Der Bundesverband Farbe Gestaltung Bautenschutz entwirft Thesen zum Maler- und Lackiererhandwerk im Jahr 2040 und befragt die Unternehmer zu ihren Erwartungen für die nächsten zwei Jahrzehnte. So könnte das Gewerk in Zukunft arbeiten.

Wie werden Maler und Lackierer in 20 Jahren arbeiten? Vor welchen Herausforderungen stehen die Betriebe der Branche? Um das herauszufinden, sucht der Bundesverband Farbe Gestaltung Bautenschutz gemeinsam mit Industriepartnern nach Szenarien, auf die sich die Unternehmen einstellen müssen. Antworten soll der Zukunftsdialog "Malerhandwerk 2040" liefern, an dem sich mehr als 500 Betriebe beteiligt haben. Erste Erkenntnisse stellte der Verband kürzlich vor.
Dass im Jahr 2040 der Malertroniker ein Ausbildungsberuf sein wird und die Unternehmen Datenexperten und Robotersteuerer beschäftigen, darüber gehen die Meinungen auseinander. Die Befürworter einer solchen Vorhersage halten das in Großbetrieben und im Objektbau für möglich, zumal der Fachkräftemangel anhalten wird. Skeptiker halten entgegen, dass der Maler- und Lackiererberuf manuell bleiben wird, da gerade die Arbeiten im Altbau viel zu individuell und daher nicht für Maschinen geeignet seien.
Genau dieses Ringen um mögliche Entwicklungen schwebte der Verbandsspitze um Hauptgeschäftsführer Matthias Bucksteeg und Präsident Guido Müller vor.
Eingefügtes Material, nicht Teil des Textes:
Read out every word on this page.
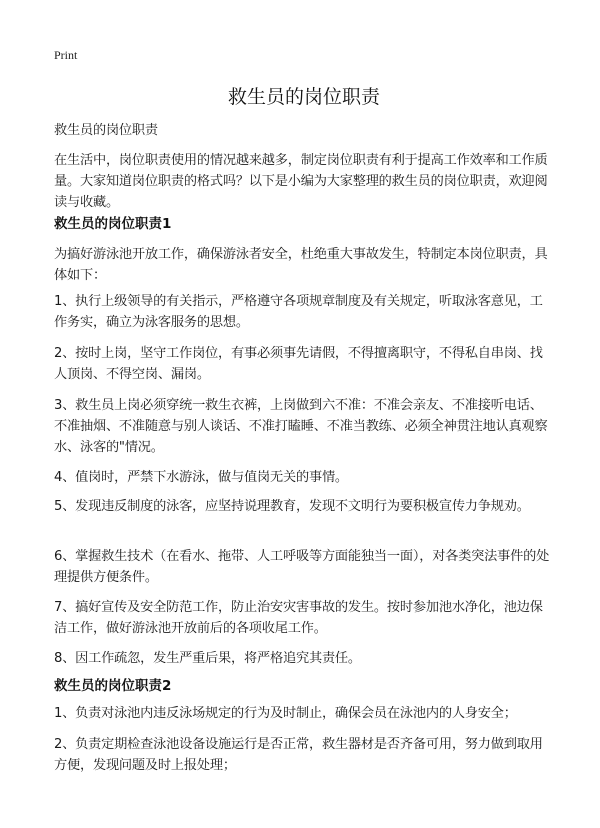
Print
救生员的岗位职责

救生员的岗位职责

在生活中，岗位职责使用的情况越来越多，制定岗位职责有利于提高工作效率和工作质量。大家知道岗位职责的格式吗？以下是小编为大家整理的救生员的岗位职责，欢迎阅读与收藏。

救生员的岗位职责1

为搞好游泳池开放工作，确保游泳者安全，杜绝重大事故发生，特制定本岗位职责，具体如下：

1、执行上级领导的有关指示，严格遵守各项规章制度及有关规定，听取泳客意见，工作务实，确立为泳客服务的思想。

2、按时上岗，坚守工作岗位，有事必须事先请假，不得擅离职守，不得私自串岗、找人顶岗、不得空岗、漏岗。

3、救生员上岗必须穿统一救生衣裤，上岗做到六不准：不准会亲友、不准接听电话、不准抽烟、不准随意与别人谈话、不准打瞌睡、不准当教练、必须全神贯注地认真观察水、泳客的"情况。

4、值岗时，严禁下水游泳，做与值岗无关的事情。

5、发现违反制度的泳客，应坚持说理教育，发现不文明行为要积极宣传力争规劝。

6、掌握救生技术（在看水、拖带、人工呼吸等方面能独当一面），对各类突法事件的处理提供方便条件。

7、搞好宣传及安全防范工作，防止治安灾害事故的发生。按时参加池水净化，池边保洁工作，做好游泳池开放前后的各项收尾工作。

8、因工作疏忽，发生严重后果，将严格追究其责任。

救生员的岗位职责2

1、负责对泳池内违反泳场规定的行为及时制止，确保会员在泳池内的人身安全；

2、负责定期检查泳池设备设施运行是否正常，救生器材是否齐备可用，努力做到取用方便，发现问题及时上报处理；
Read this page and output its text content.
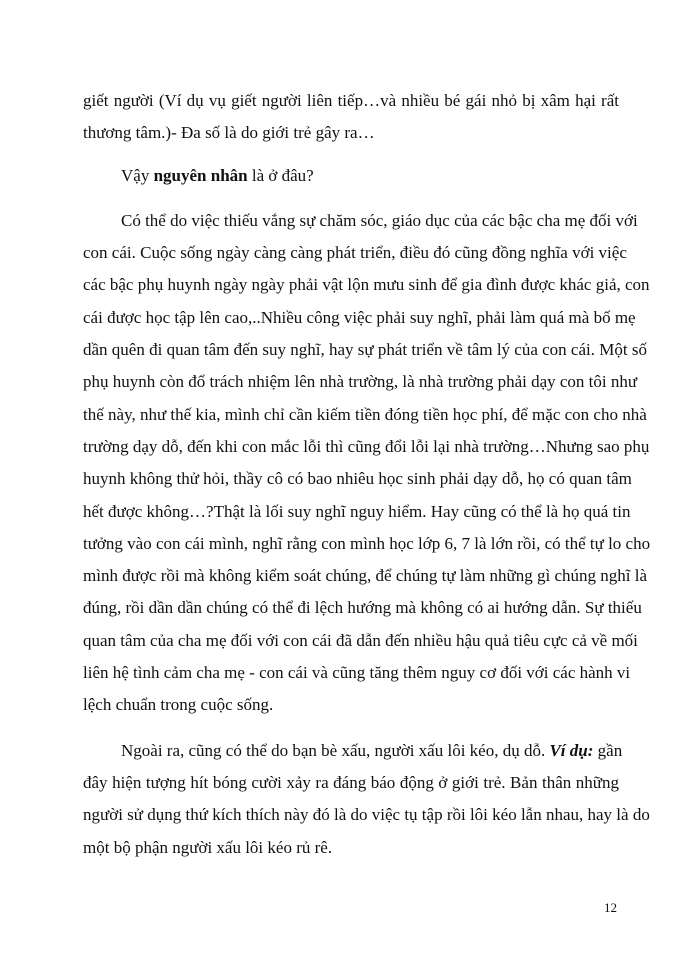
giết người (Ví dụ vụ giết người liên tiếp…và nhiều bé gái nhỏ bị xâm hại rất
thương tâm.)- Đa số là do giới trẻ gây ra…
Vậy nguyên nhân là ở đâu?
Có thể do việc thiếu vắng sự chăm sóc, giáo dục của các bậc cha mẹ đối với
con cái. Cuộc sống ngày càng càng phát triển, điều đó cũng đồng nghĩa với việc
các bậc phụ huynh ngày ngày phải vật lộn mưu sinh để gia đình được khác giả, con
cái được học tập lên cao,..Nhiều công việc phải suy nghĩ, phải làm quá mà bố mẹ
dần quên đi quan tâm đến suy nghĩ, hay sự phát triển về tâm lý của con cái. Một số
phụ huynh còn đổ trách nhiệm lên nhà trường, là nhà trường phải dạy con tôi như
thế này, như thế kia, mình chỉ cần kiếm tiền đóng tiền học phí, để mặc con cho nhà
trường dạy dỗ, đến khi con mắc lỗi thì cũng đổi lỗi lại nhà trường…Nhưng sao phụ
huynh không thử hỏi, thầy cô có bao nhiêu học sinh phải dạy dỗ, họ có quan tâm
hết được không…?Thật là lối suy nghĩ nguy hiểm. Hay cũng có thể là họ quá tin
tưởng vào con cái mình, nghĩ rằng con mình học lớp 6, 7 là lớn rồi, có thể tự lo cho
mình được rồi mà không kiểm soát chúng, để chúng tự làm những gì chúng nghĩ là
đúng, rồi dần dần chúng có thể đi lệch hướng mà không có ai hướng dẫn. Sự thiếu
quan tâm của cha mẹ đối với con cái đã dẫn đến nhiều hậu quả tiêu cực cả về mối
liên hệ tình cảm cha mẹ - con cái và cũng tăng thêm nguy cơ đối với các hành vi
lệch chuẩn trong cuộc sống.
Ngoài ra, cũng có thể do bạn bè xấu, người xấu lôi kéo, dụ dỗ. Ví dụ: gần
đây hiện tượng hít bóng cười xảy ra đáng báo động ở giới trẻ. Bản thân những
người sử dụng thứ kích thích này đó là do việc tụ tập rồi lôi kéo lẫn nhau, hay là do
một bộ phận người xấu lôi kéo rủ rê.
12
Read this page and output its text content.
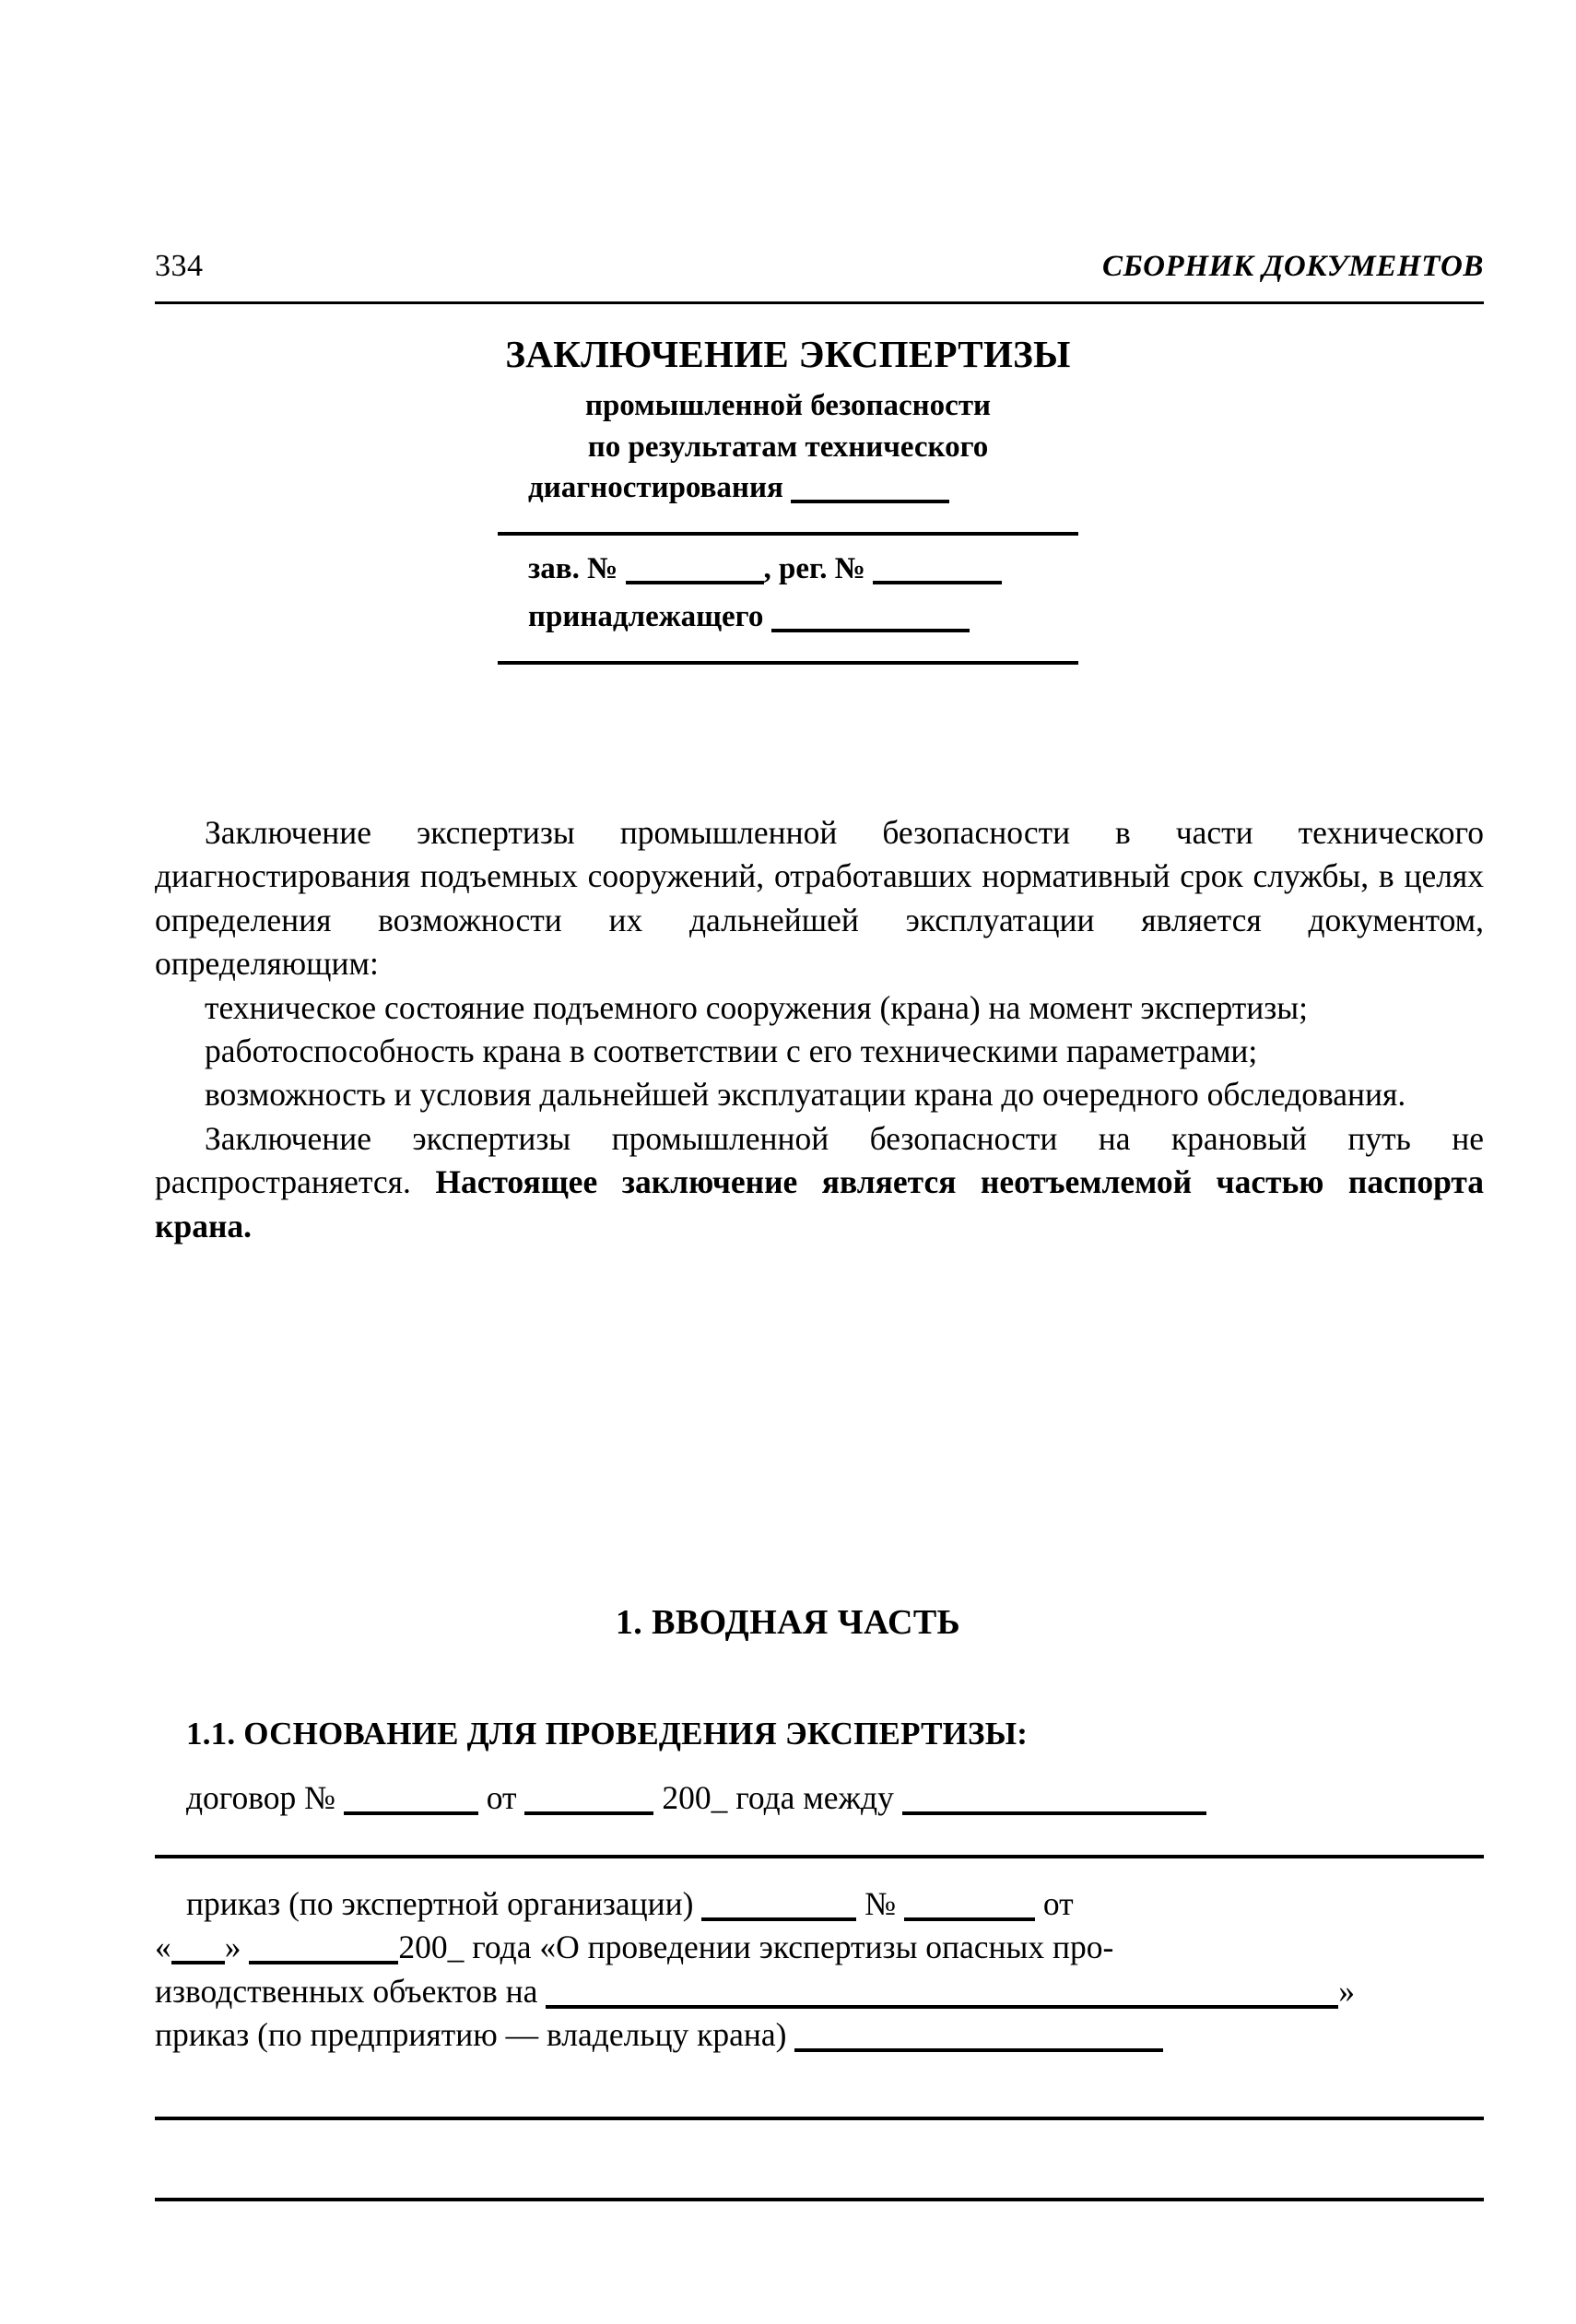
334	СБОРНИК ДОКУМЕНТОВ
ЗАКЛЮЧЕНИЕ ЭКСПЕРТИЗЫ
промышленной безопасности
по результатам технического
диагностирования
зав. №	, рег. №
принадлежащего

Заключение экспертизы промышленной безопасности в части технического диагностирования подъемных сооружений, отработавших нормативный срок службы, в целях определения возможности их дальнейшей эксплуатации является документом, определяющим:

техническое состояние подъемного сооружения (крана) на момент экспертизы;

работоспособность крана в соответствии с его техническими параметрами;

возможность и условия дальнейшей эксплуатации крана до очередного обследования.

Заключение экспертизы промышленной безопасности на крановый путь не распространяется. Настоящее заключение является неотъемлемой частью паспорта крана.

1. ВВОДНАЯ ЧАСТЬ
1.1. ОСНОВАНИЕ ДЛЯ ПРОВЕДЕНИЯ ЭКСПЕРТИЗЫ:
договор №	от	200_ года между
приказ (по экспертной организации)	№	от
« »	200_ года «О проведении экспертизы опасных про-
изводственных объектов на	»
приказ (по предприятию — владельцу крана)
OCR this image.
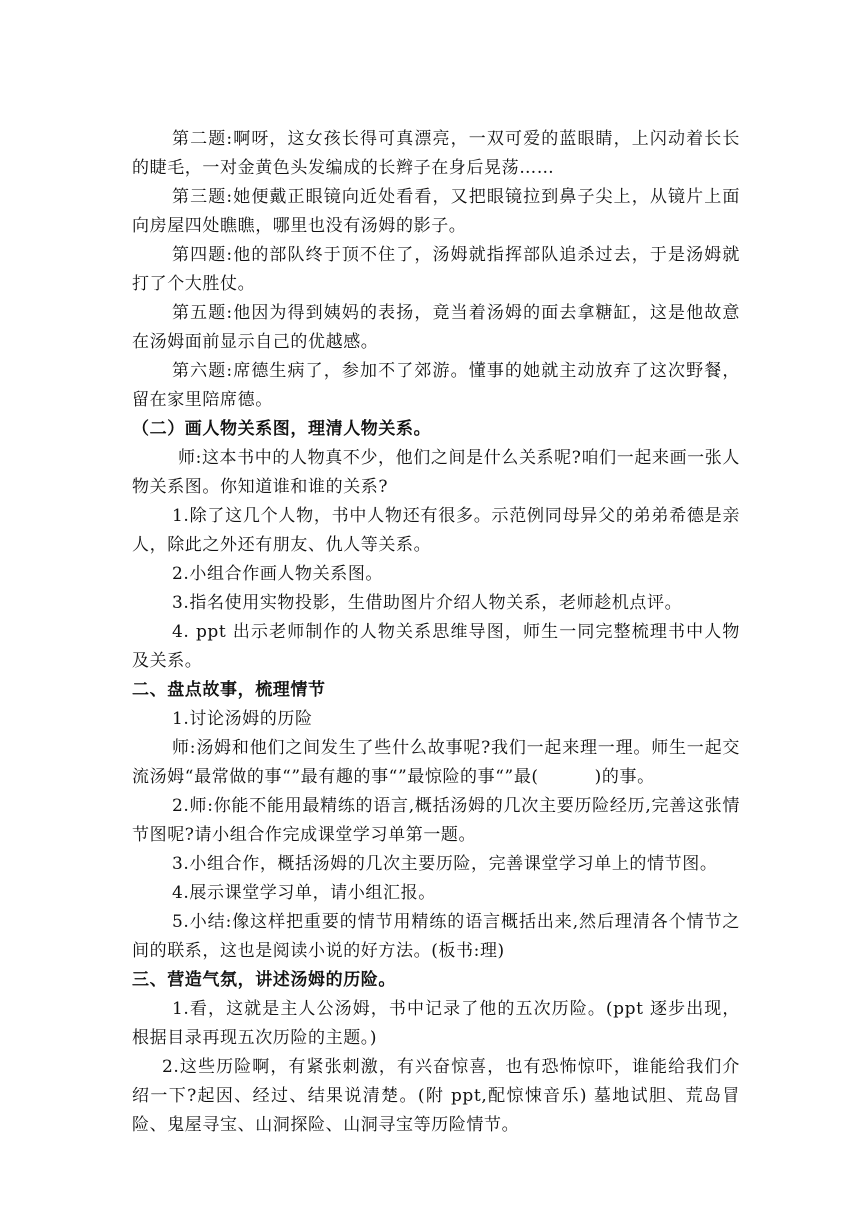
第二题:啊呀，这女孩长得可真漂亮，一双可爱的蓝眼睛，上闪动着长长的睫毛，一对金黄色头发编成的长辫子在身后晃荡……

第三题:她便戴正眼镜向近处看看，又把眼镜拉到鼻子尖上，从镜片上面向房屋四处瞧瞧，哪里也没有汤姆的影子。

第四题:他的部队终于顶不住了，汤姆就指挥部队追杀过去，于是汤姆就打了个大胜仗。

第五题:他因为得到姨妈的表扬，竟当着汤姆的面去拿糖缸，这是他故意在汤姆面前显示自己的优越感。

第六题:席德生病了，参加不了郊游。懂事的她就主动放弃了这次野餐，留在家里陪席德。

（二）画人物关系图，理清人物关系。

师:这本书中的人物真不少，他们之间是什么关系呢?咱们一起来画一张人物关系图。你知道谁和谁的关系?

1.除了这几个人物，书中人物还有很多。示范例同母异父的弟弟希德是亲人，除此之外还有朋友、仇人等关系。

2.小组合作画人物关系图。

3.指名使用实物投影，生借助图片介绍人物关系，老师趁机点评。

4. ppt 出示老师制作的人物关系思维导图，师生一同完整梳理书中人物及关系。

二、盘点故事，梳理情节

1.讨论汤姆的历险

师:汤姆和他们之间发生了些什么故事呢?我们一起来理一理。师生一起交流汤姆“最常做的事“”最有趣的事“”最惊险的事“”最(	)的事。

2.师:你能不能用最精练的语言,概括汤姆的几次主要历险经历,完善这张情节图呢?请小组合作完成课堂学习单第一题。

3.小组合作，概括汤姆的几次主要历险，完善课堂学习单上的情节图。

4.展示课堂学习单，请小组汇报。

5.小结:像这样把重要的情节用精练的语言概括出来,然后理清各个情节之间的联系，这也是阅读小说的好方法。(板书:理)

三、营造气氛，讲述汤姆的历险。

1.看，这就是主人公汤姆，书中记录了他的五次历险。(ppt 逐步出现，根据目录再现五次历险的主题。)

2.这些历险啊，有紧张刺激，有兴奋惊喜，也有恐怖惊吓，谁能给我们介绍一下?起因、经过、结果说清楚。(附 ppt,配惊悚音乐) 墓地试胆、荒岛冒险、鬼屋寻宝、山洞探险、山洞寻宝等历险情节。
Um möglichst tiefgründige Ergebnisse zu bekommen, entschied sich der Verband zum Start des Dialogs 2020 für eine sogenannte Delphi-Studie.
Prognose statt Weissagung der Götter
Allerdings wollen sie sich nicht wie das berühmte Orakel in der griechischen Mythologie auf die Weissagung der Götter verlassen. Stattdessen vertrauen sie einer Methode der annahmebasierten Prognostik, die in den 1950er-Jahren entwickelt wurde. Dabei werden sie vom Meinungsforschungsinstitut Forsa unterstützt.
Im ersten Schritt entwickelten die Initiatoren der Studie 45 Thesen über das Malerhandwerk 2040. Anschließend befragten sie 1.000 Betriebe, die sich regelmäßig an den Konjunkturbefragungen beteiligen, zu diesen Thesen. Mit dem Rücklauf von mehr als 50 Prozent zeigte sich der Verband sehr zufrieden, zumal in einer zweiten Befragungswelle viele Teilnehmer ihre Antworten vertieften. Anschließend debattierten sie bei einer Dialogkonferenz im November in Frankfurt über die Thesen. "Die Ergebnisse unseres Dialogs sind daher belastbarer und konkreter als bei einer normalen Umfrage. Wir leiten die Zukunft nicht aus der Vergangenheit ab, sondern wir kommen auch unerwarteten Faktoren und Wechselwirkungen auf die Spur", betont Hauptgeschäftsführer Bucksteeg.
Gesundheit als Megathema
Die Thesen, über die sich die Maler Gedanken machen, sind mal mehr, mal weniger steil. Große Zustimmung bekam etwa die Annahme, dass die Gesundheit zu den Megathemen 2040 gehören wird. 76 Prozent der befragten Unternehmer sind sich sicher, dass Apps und Sensoren in Kleidung, Möbeln und Wohnungen das Wohlbefinden der Menschen lückenlos überwachen werden. Mehr als die Hälfte davon glaubt, dass dieses Szenario schon früher eintritt. Über Sensorik und intelligente Materialien wird auch die vorausschauende Instandhaltung zu einem wachsenden Markt. 80 Prozent der befragten Maler halten diese Entwicklung für sehr wahrscheinlich, 49 Prozent davon erwarten sie schon vor 2040. Kritiker dieser These können sich dagegen Sensoren in der Farbe nur schwer vorstellen. Guido Kuphal, Geschäftsführer des Farbenherstellers Caparol, sieht in dem Diskurs eine gute Gelegenheit für die Hersteller von Material und Werkzeugen, ihre Produkte noch stärker am Nutzen für ihre Kunden im Handwerk auszurichten.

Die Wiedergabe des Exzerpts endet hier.